Keçileri mi yazayım mimozları mı diye bir türlü karar veremiyorum. Hatta kapatılan hesabımın 11 yıllık hangi mazisini alıp da şuraya koyayım toparlayayım hiç bilmiyorum. Instagram’ı tuttum yedek hesabımla, Facebook mecbur açık geri kalan her sosyal medya saçmalığını kapattım. Bazı fotoğraflarımın yazılarını buldum bazılarına öyle güzel şeyler yazmıştım ki biliyorum ancak geri gelmiyor hafızama. Şimdi eski fotoğraflara eski duygularla yeni kelimeler toparlamaya çalışacağım. Hiçbiri kaybolsun istemiyorum. Bir başlayalım bakalım nereden çıkacağız.
Ve evet mimozalar ve oğlaklar.
Oğlaklar doğuyor ve aynı zamanlarda her yıl sarı sarı mimozalar döküyor çiçeklerini.
Oğlaklar yeni hayatı, mimozalar ise… mimozalar biraz karışık … biraz ölümü biraz ölümden doğan yaşamı hatırlatıyor.
Babam mimozalar ile gitti oğlum mimozalar ile geldi. Oğlaklar, mimozalar, babam, oğlum ve ben, film adı gibi. Oysa yazılmışı var: geçmiş bahar mimozaları. Mehmet oynamıştı ilk yılları sanırım kariyerinin sene 80lerin sonu olmalı. Mimozalar dediğinde işte bir de çocukluğum da düşüyor hatırıma, okul koridorları. Okul demişken yine bu sarışın devreye giriyor; yaş 4 yuvada sahneye çıkıp çiçek olacakmışız, biri papatya biri gül olarak biri bilemedim artık ne olarak çıkmış ben sence ? Tabbiiii ki Mimoza!
Bu sarışına sevdam başka yaşamlardan bir hatıra olsa gerek. Bir de lavanta var o başka yazıya, hikayesi büyük şurada ektiğim tohumları büyüttüm hep çünkü. Papatyaları da severim o ayrı, merhemler yaparım mis kokusuna. Gül ayrı bir tutku, kapımın önündeki kızı hiç unutmayacağım onu da anlatacağım. Ne çok anısı var kalbimde. Çelikledim araziye bu yaz bol bol, arttırdım çoğalttım, parlattım! Ve yine de hiç biri mimozanın üstüne çıkmadı. Leylakları unutmayalım. Göztepe evimizin bahçesindeki leylak ağacına hasretimden arazimize bir leylak diktim. Mimoza da denedim tutmadı, kim bilir belki beni istedi yanında. Onun da vakti gelecek elbet. Mor salkım da vardı sahi! Ondan biraz bahsetmiştim. Vakti de geliyor. Bir de video vardı şu eski instgram hesabımda. Mor salkım şerbeti nasıl yapılır diye. Onu da hazırlayayım.

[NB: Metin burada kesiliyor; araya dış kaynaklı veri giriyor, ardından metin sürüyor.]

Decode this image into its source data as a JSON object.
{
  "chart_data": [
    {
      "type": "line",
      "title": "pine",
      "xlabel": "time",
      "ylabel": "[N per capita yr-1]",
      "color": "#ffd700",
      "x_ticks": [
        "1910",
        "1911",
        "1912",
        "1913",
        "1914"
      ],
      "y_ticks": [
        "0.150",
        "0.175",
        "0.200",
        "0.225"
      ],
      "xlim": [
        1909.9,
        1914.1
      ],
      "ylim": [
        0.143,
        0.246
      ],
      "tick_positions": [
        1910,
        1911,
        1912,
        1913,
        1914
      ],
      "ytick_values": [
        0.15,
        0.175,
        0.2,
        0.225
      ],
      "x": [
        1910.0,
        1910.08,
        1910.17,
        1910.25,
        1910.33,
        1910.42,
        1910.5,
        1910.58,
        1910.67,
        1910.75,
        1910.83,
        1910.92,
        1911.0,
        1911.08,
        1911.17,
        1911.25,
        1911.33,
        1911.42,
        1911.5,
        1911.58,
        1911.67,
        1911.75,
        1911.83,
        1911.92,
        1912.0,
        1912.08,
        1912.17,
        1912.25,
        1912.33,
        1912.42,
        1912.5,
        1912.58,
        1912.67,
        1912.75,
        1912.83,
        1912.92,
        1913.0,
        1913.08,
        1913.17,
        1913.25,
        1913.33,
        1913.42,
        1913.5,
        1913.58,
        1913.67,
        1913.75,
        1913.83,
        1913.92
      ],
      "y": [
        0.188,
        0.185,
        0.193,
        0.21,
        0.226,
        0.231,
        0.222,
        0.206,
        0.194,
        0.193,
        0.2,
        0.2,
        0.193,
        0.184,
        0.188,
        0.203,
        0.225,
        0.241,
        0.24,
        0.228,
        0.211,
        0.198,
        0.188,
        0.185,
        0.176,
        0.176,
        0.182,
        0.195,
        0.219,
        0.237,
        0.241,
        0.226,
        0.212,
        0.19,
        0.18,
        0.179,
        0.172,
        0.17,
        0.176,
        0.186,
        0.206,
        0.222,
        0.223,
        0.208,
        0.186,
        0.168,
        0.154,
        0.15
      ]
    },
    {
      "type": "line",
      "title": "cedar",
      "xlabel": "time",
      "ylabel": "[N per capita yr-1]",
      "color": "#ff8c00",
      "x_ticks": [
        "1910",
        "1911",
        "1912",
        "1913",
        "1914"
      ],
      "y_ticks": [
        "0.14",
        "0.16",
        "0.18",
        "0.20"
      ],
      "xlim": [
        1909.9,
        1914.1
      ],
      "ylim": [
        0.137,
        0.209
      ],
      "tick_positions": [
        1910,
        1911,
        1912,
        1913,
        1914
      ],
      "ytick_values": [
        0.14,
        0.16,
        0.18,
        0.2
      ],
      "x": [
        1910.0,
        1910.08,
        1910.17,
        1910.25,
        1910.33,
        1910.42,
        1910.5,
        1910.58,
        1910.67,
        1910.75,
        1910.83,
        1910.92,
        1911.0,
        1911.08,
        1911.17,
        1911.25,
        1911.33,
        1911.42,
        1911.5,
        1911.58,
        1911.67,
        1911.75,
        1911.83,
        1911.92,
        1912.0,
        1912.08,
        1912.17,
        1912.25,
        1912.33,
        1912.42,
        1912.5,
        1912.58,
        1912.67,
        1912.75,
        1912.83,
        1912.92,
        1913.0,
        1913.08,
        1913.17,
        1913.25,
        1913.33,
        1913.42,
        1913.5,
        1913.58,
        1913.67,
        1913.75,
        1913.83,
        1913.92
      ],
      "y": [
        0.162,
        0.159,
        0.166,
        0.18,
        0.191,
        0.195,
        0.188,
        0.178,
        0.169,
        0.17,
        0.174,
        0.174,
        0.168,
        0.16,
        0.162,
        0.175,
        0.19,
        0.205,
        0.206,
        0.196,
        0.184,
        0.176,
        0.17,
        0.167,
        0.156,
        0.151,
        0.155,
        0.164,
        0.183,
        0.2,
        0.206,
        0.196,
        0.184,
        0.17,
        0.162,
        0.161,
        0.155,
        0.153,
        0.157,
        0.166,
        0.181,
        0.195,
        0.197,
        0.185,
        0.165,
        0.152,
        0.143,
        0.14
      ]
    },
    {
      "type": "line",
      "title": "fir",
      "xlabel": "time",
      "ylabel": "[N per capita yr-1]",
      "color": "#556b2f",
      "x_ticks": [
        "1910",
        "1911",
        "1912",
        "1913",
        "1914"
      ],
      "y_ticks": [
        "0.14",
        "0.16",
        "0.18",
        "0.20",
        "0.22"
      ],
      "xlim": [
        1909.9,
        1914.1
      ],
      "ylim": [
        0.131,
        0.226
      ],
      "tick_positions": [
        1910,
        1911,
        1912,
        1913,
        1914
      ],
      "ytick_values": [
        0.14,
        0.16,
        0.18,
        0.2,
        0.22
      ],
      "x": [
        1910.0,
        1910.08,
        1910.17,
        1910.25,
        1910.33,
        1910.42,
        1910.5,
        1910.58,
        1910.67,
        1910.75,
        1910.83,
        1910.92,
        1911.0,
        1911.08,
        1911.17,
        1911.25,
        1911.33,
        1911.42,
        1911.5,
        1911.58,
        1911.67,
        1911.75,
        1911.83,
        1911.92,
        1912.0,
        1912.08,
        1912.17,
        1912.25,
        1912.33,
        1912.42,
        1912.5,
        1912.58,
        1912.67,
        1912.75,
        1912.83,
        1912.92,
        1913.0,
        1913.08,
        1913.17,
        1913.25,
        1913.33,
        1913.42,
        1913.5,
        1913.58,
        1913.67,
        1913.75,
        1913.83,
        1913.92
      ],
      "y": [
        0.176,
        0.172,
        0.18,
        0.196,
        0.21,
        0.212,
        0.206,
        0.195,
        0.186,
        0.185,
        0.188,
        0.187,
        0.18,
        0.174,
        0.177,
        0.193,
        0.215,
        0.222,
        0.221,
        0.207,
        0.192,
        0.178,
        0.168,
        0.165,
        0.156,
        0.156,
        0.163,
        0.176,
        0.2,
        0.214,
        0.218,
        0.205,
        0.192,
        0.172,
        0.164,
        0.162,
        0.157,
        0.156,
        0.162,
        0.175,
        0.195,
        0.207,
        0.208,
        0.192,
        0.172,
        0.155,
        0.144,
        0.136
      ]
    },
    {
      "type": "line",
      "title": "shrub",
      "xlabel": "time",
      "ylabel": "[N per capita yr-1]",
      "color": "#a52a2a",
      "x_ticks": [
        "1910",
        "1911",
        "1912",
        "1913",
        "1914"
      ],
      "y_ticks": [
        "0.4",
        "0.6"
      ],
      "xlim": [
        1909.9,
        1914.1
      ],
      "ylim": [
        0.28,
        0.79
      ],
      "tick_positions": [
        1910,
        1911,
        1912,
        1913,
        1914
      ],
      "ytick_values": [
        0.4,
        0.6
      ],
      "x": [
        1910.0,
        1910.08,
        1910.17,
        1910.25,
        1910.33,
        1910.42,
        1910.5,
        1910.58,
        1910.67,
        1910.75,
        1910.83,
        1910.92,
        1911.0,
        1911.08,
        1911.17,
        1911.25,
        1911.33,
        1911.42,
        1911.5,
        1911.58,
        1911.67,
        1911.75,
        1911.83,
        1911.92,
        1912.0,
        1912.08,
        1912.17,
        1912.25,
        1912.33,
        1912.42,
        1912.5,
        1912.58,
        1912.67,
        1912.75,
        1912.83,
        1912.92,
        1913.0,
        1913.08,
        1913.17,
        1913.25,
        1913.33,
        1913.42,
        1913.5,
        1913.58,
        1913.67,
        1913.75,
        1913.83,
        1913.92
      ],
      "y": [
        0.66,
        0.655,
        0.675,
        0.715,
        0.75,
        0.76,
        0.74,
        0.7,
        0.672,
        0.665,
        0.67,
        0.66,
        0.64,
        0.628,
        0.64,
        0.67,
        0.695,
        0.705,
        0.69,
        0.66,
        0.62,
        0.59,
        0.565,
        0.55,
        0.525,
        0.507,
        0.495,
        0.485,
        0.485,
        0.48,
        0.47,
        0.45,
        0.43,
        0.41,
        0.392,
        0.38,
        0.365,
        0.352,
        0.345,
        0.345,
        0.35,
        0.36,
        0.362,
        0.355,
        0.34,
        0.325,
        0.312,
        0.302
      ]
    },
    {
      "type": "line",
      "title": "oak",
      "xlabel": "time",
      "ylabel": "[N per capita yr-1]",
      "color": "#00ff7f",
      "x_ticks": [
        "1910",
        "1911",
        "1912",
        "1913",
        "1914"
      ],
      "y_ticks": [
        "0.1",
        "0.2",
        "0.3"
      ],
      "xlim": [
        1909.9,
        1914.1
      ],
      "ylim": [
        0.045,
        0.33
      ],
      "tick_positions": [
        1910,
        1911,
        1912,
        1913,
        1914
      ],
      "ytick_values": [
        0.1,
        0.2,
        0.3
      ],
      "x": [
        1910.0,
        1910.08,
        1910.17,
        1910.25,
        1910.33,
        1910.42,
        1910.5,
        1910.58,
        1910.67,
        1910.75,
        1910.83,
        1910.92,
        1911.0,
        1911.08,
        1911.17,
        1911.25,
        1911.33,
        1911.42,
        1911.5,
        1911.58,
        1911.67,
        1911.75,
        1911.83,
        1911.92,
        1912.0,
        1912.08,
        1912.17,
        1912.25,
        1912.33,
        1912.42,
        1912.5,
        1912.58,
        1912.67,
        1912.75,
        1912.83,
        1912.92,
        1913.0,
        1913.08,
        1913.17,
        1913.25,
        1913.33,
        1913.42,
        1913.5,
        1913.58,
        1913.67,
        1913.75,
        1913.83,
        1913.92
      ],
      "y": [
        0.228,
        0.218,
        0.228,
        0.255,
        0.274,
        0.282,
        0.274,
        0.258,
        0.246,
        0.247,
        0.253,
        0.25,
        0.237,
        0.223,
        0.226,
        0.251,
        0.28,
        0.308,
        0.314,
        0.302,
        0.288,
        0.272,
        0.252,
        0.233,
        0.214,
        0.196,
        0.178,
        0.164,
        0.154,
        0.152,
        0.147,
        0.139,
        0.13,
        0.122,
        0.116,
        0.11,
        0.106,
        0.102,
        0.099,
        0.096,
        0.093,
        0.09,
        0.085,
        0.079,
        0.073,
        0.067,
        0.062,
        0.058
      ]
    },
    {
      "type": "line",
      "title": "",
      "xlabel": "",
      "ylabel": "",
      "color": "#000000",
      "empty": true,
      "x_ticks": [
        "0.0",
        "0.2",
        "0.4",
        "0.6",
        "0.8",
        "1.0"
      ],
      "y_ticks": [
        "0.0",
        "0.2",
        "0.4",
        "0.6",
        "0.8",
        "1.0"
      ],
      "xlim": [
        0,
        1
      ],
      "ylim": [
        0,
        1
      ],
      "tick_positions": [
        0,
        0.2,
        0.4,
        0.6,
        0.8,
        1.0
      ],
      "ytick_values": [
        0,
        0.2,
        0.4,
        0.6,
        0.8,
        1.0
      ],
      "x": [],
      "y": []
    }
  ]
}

Kırmızı’mızı hatırlayan var mı acaba ? Bizim otları yemesi için Hamdi abim bahçeye getirmişti. Sonra benim oğlan oluverdi. Kalça ağrılarıma masaj bile yapıyordu topuzlarıyla. Cidden başını yaslayıp sadece ağrıyan yere topuzlarını sürüyordu. Sonra bebekleri oldu. Sonra bir daha oldu. Sonra Kurşunlu köyünde gözümün önünde oğlaklar doğdu. Ellerim titredi. Kalbim büyüdü. Bu sene kısmet olmadı görmek ama Fatma ablam fotoğraf yolladı Bir batında 3 tane doğurmuş bizim kızların güzeli.
Oğlakları da burada cümle arasında geçirmişken aşağıya sevdamın belgelerini de eklesem mi ?
Oğlak dediğinde de orada duracaksın. Yine başka yaşamlardan sevdası düşmüş içime. Bir hayalim var biliyorum kolay değil ama neden olmasın. Şuraya yazayım mi olursa döner bir daha eklerim : Söz mühürdür.
KEÇİ ÇİFTLİĞİ. Yazdım gitti. Hızırın gelme zamanı değil de yine de duruversin.
Ah şu çalınan hesap.
Ne hesaplar verdim içimde sayende ne muhasebeler tuttum. İyi ki çalındın böylece anılarıma sahip çıkmak, yeniden yazı yazmaya başlamak, fotoğrafları hunharca sosyal medyaya savurmamak, arşivimi toparlamak gibi farkındalıklar sardı içimi. Teşekkürler hayat. Bazen sen yapamazsan ben yaptırırım dediğin yerden büyüksün!